Neue Statistik: Überfälle auf Spielhallen nehmen stark zu

Schwalm-Eder. Die Überfälle auf Spielotheken haben sich im Schwalm-Eder-Kreis mehr als verdoppelt. Acht Spielhallen wurden im vergangenen Jahr überfallen. 2010 waren es drei Raubüberfälle, im Jahr davor nur einer. „In den meisten Fällen wurden die Spielhallen nachts zum Ziel der Täter“, sagt Reinhard Giesa, Sprecher der Polizeidirektion.
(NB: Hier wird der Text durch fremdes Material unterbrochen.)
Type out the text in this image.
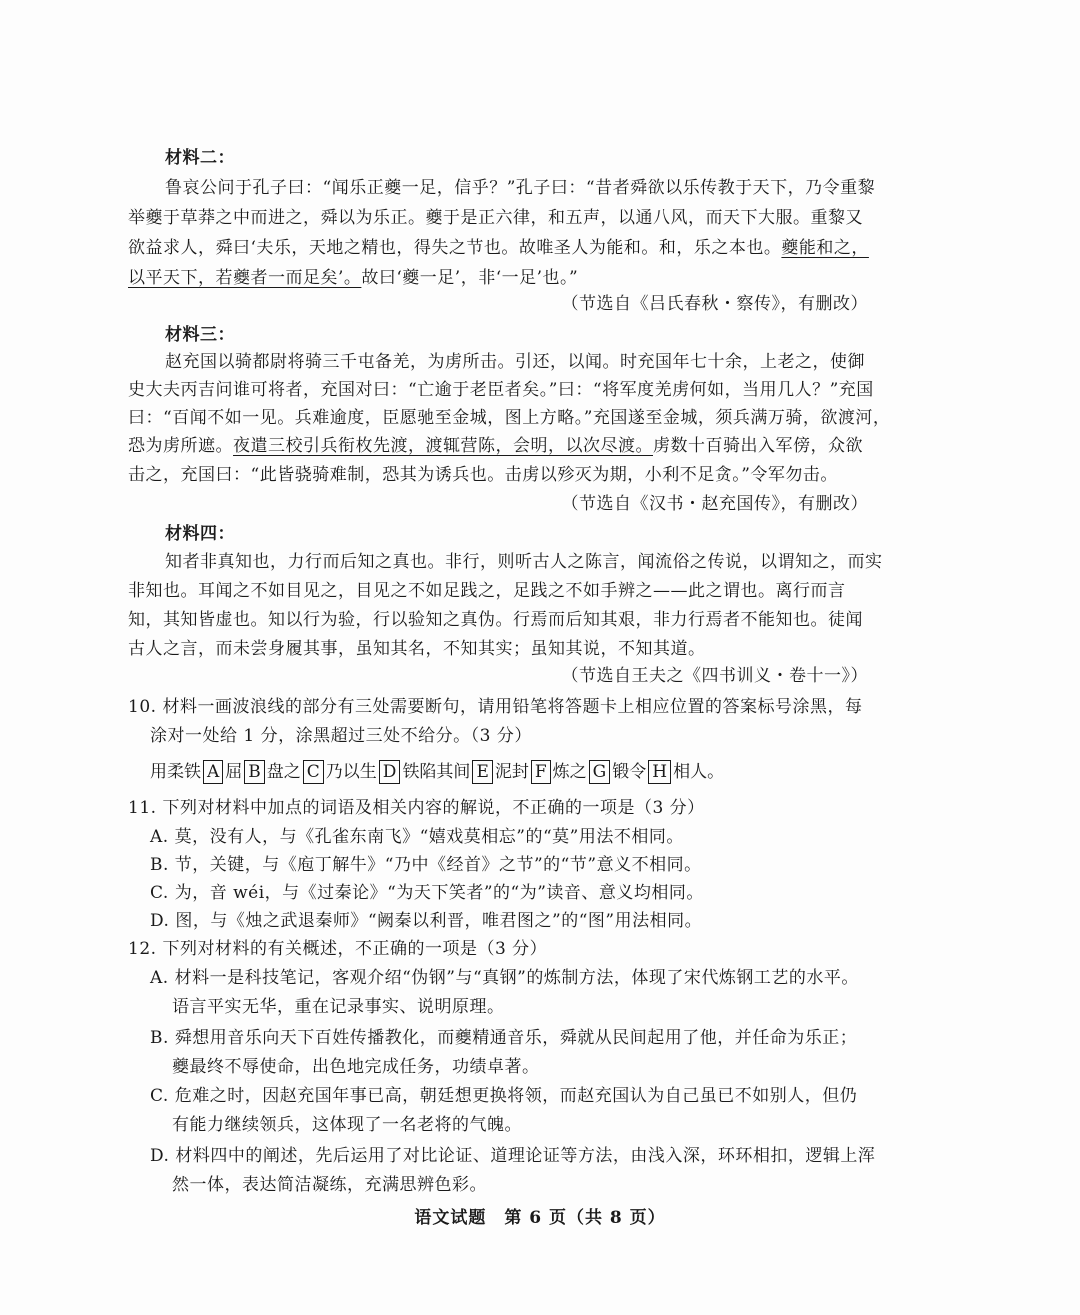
材料二：
鲁哀公问于孔子曰：“闻乐正夔一足，信乎？”孔子曰：“昔者舜欲以乐传教于天下，乃令重黎
举夔于草莽之中而进之，舜以为乐正。夔于是正六律，和五声，以通八风，而天下大服。重黎又
欲益求人，舜曰‘夫乐，天地之精也，得失之节也。故唯圣人为能和。和，乐之本也。夔能和之，
以平天下，若夔者一而足矣’。故曰‘夔一足’，非‘一足’也。”
（节选自《吕氏春秋・察传》，有删改）
材料三：
赵充国以骑都尉将骑三千屯备羌，为虏所击。引还，以闻。时充国年七十余，上老之，使御
史大夫丙吉问谁可将者，充国对曰：“亡逾于老臣者矣。”曰：“将军度羌虏何如，当用几人？”充国
曰：“百闻不如一见。兵难逾度，臣愿驰至金城，图上方略。”充国遂至金城，须兵满万骑，欲渡河，
恐为虏所遮。夜遣三校引兵衔枚先渡，渡辄营陈，会明，以次尽渡。虏数十百骑出入军傍，众欲
击之，充国曰：“此皆骁骑难制，恐其为诱兵也。击虏以殄灭为期，小利不足贪。”令军勿击。
（节选自《汉书・赵充国传》，有删改）
材料四：
知者非真知也，力行而后知之真也。非行，则听古人之陈言，闻流俗之传说，以谓知之，而实
非知也。耳闻之不如目见之，目见之不如足践之，足践之不如手辨之——此之谓也。离行而言
知，其知皆虚也。知以行为验，行以验知之真伪。行焉而后知其艰，非力行焉者不能知也。徒闻
古人之言，而未尝身履其事，虽知其名，不知其实；虽知其说，不知其道。
（节选自王夫之《四书训义・卷十一》）
10. 材料一画波浪线的部分有三处需要断句，请用铅笔将答题卡上相应位置的答案标号涂黑，每
涂对一处给 1 分，涂黑超过三处不给分。（3 分）
用柔铁 A 屈 B 盘之 C 乃以生 D 铁陷其间 E 泥封 F 炼之 G 锻令 H 相人。
11. 下列对材料中加点的词语及相关内容的解说，不正确的一项是（3 分）
A. 莫，没有人，与《孔雀东南飞》“嬉戏莫相忘”的“莫”用法不相同。
B. 节，关键，与《庖丁解牛》“乃中《经首》之节”的“节”意义不相同。
C. 为，音 wéi，与《过秦论》“为天下笑者”的“为”读音、意义均相同。
D. 图，与《烛之武退秦师》“阙秦以利晋，唯君图之”的“图”用法相同。
12. 下列对材料的有关概述，不正确的一项是（3 分）
A. 材料一是科技笔记，客观介绍“伪钢”与“真钢”的炼制方法，体现了宋代炼钢工艺的水平。
语言平实无华，重在记录事实、说明原理。
B. 舜想用音乐向天下百姓传播教化，而夔精通音乐，舜就从民间起用了他，并任命为乐正；
夔最终不辱使命，出色地完成任务，功绩卓著。
C. 危难之时，因赵充国年事已高，朝廷想更换将领，而赵充国认为自己虽已不如别人，但仍
有能力继续领兵，这体现了一名老将的气魄。
D. 材料四中的阐述，先后运用了对比论证、道理论证等方法，由浅入深，环环相扣，逻辑上浑
然一体，表达简洁凝练，充满思辨色彩。
语文试题　第 6 页（共 8 页）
Oft nutzten die Räuber den Schutz der Dunkelheit. „Nächtliche Öffnungszeiten - wie beispielsweise in Spielotheken - schaffen Tatgelegenheiten“, sagt Giesa. Hinzu komme, dass in den Spielhallen oft nur wenig Personal arbeite. „Meist sind es Frauen oder ältere Personen“, sagt Giesa. Sie schreckten Täter nicht ab.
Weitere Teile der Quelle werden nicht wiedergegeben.